Brahmadatta had, as chaplain, a tawny-brown brahmin who was toothless, and whose wife had a paramour possessed of the same attributes. Wishing for the death of the latter, the chaplain asked the king to build anew the southern gate of his city, and declared that on the day the gate was set up a tawny-brown brahmin should be killed and sacrificed to the guardian spirits. The king agreed, but the chaplain, unable to restrain his wife's conduct, told her about it. The news spread abroad, and all tawny-brown brahmins fled from the city, leaving, on the auspicious day, only the chaplain. The people demanded that he should be slain to avert ill-luck, and that his pupil, Takkāriya (the Bodhisatta), should be appointed in his place.
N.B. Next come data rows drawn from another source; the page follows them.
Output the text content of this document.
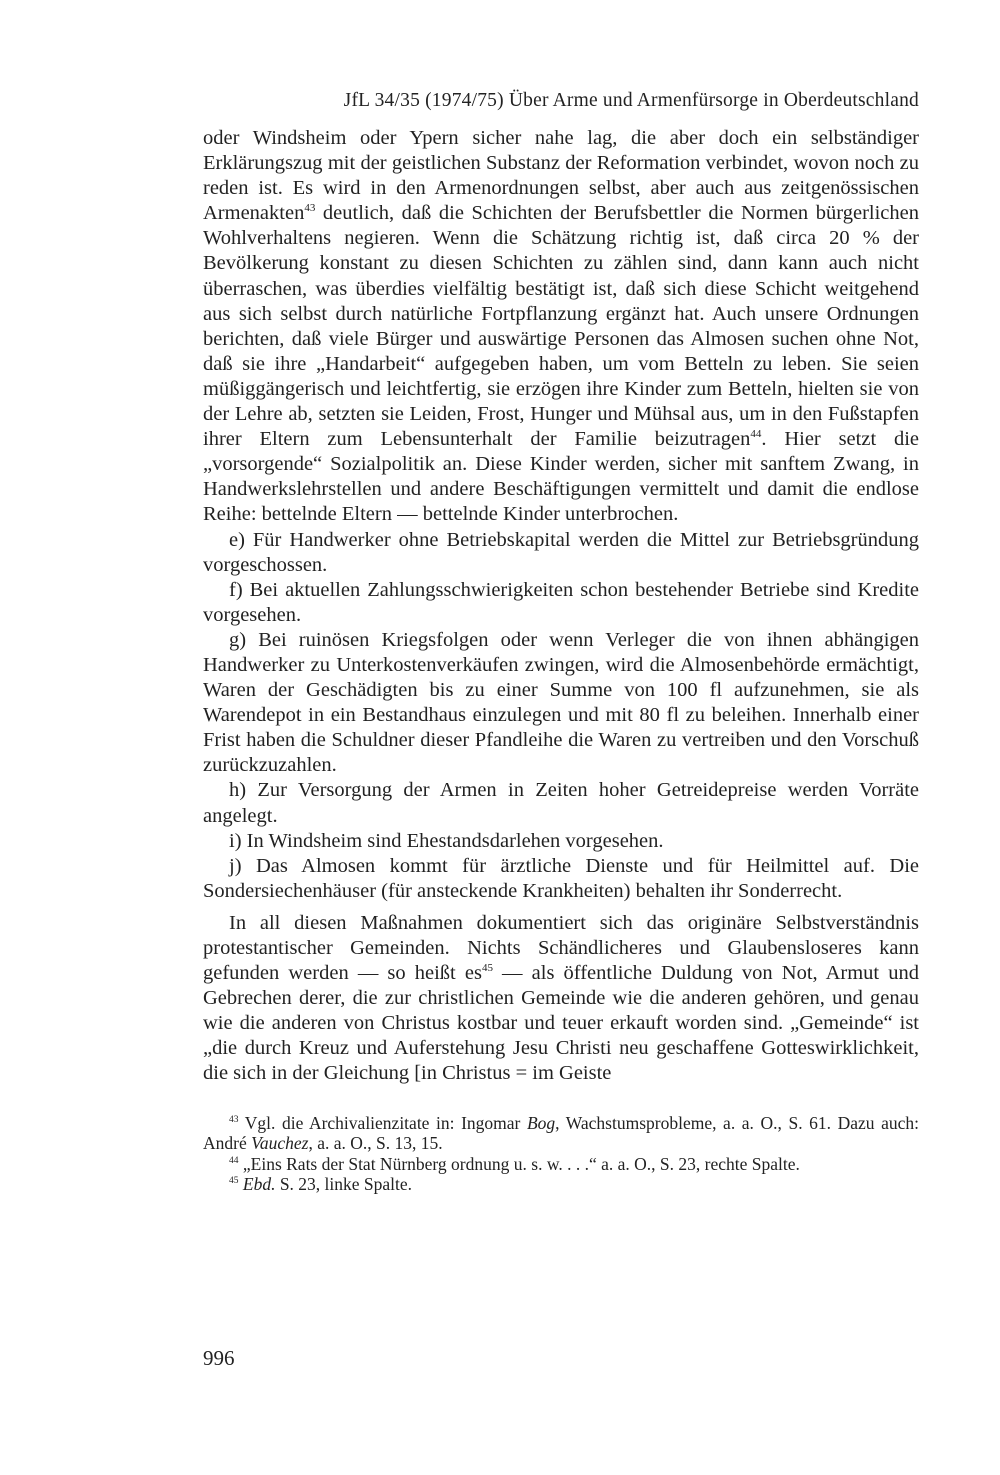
JfL 34/35 (1974/75) Über Arme und Armenfürsorge in Oberdeutschland

oder Windsheim oder Ypern sicher nahe lag, die aber doch ein selbständiger Erklärungszug mit der geistlichen Substanz der Reformation verbindet, wovon noch zu reden ist. Es wird in den Armenordnungen selbst, aber auch aus zeitgenössischen Armenakten$^{43}$ deutlich, daß die Schichten der Berufsbettler die Normen bürgerlichen Wohlverhaltens negieren. Wenn die Schätzung richtig ist, daß circa 20 % der Bevölkerung konstant zu diesen Schichten zu zählen sind, dann kann auch nicht überraschen, was überdies vielfältig bestätigt ist, daß sich diese Schicht weitgehend aus sich selbst durch natürliche Fortpflanzung ergänzt hat. Auch unsere Ordnungen berichten, daß viele Bürger und auswärtige Personen das Almosen suchen ohne Not, daß sie ihre „Handarbeit“ aufgegeben haben, um vom Betteln zu leben. Sie seien müßiggängerisch und leichtfertig, sie erzögen ihre Kinder zum Betteln, hielten sie von der Lehre ab, setzten sie Leiden, Frost, Hunger und Mühsal aus, um in den Fußstapfen ihrer Eltern zum Lebensunterhalt der Familie beizutragen$^{44}$. Hier setzt die „vorsorgende“ Sozialpolitik an. Diese Kinder werden, sicher mit sanftem Zwang, in Handwerkslehrstellen und andere Beschäftigungen vermittelt und damit die endlose Reihe: bettelnde Eltern — bettelnde Kinder unterbrochen.

e) Für Handwerker ohne Betriebskapital werden die Mittel zur Betriebsgründung vorgeschossen.

f) Bei aktuellen Zahlungsschwierigkeiten schon bestehender Betriebe sind Kredite vorgesehen.

g) Bei ruinösen Kriegsfolgen oder wenn Verleger die von ihnen abhängigen Handwerker zu Unterkostenverkäufen zwingen, wird die Almosenbehörde ermächtigt, Waren der Geschädigten bis zu einer Summe von 100 fl aufzunehmen, sie als Warendepot in ein Bestandhaus einzulegen und mit 80 fl zu beleihen. Innerhalb einer Frist haben die Schuldner dieser Pfandleihe die Waren zu vertreiben und den Vorschuß zurückzuzahlen.

h) Zur Versorgung der Armen in Zeiten hoher Getreidepreise werden Vorräte angelegt.

i) In Windsheim sind Ehestandsdarlehen vorgesehen.

j) Das Almosen kommt für ärztliche Dienste und für Heilmittel auf. Die Sondersiechenhäuser (für ansteckende Krankheiten) behalten ihr Sonderrecht.

In all diesen Maßnahmen dokumentiert sich das originäre Selbstverständnis protestantischer Gemeinden. Nichts Schändlicheres und Glaubensloseres kann gefunden werden — so heißt $es^{45}$ — als öffentliche Duldung von Not, Armut und Gebrechen derer, die zur christlichen Gemeinde wie die anderen gehören, und genau wie die anderen von Christus kostbar und teuer erkauft worden sind. „Gemeinde“ ist „die durch Kreuz und Auferstehung Jesu Christi neu geschaffene Gotteswirklichkeit, die sich in der Gleichung [in Christus = im Geiste

$^{43}$ Vgl. die Archivalienzitate in: Ingomar Bog, Wachstumsprobleme, a. a. O., S. 61. Dazu auch: André Vauchez, a. a. O., S. 13, 15.

$^{44}$ „Eins Rats der Stat Nürnberg ordnung u. s. w. . . .“ a. a. O., S. 23, rechte Spalte.

$^{45}$ Ebd. S. 23, linke Spalte.

996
The chaplain confessed his plan to Takkāriya, who thereupon related several stories showing how "silence is golden." In the end Takkāriya allowed the chaplain to flee from the city, and had the corpse of a goat buried under the city gates in the dead of night (J.iv.242ff).
The story was related in reference to Kokālika, who came to grief by abusing the Chief Disciples. See Kokālika (2).
The tawny-brown brahmin is identified with Kokālika.
The Jātaka seems also to have been called the Takka Jātaka (E.g., J.v.446) and the Mahātakkāri Jātaka. J.ii.175.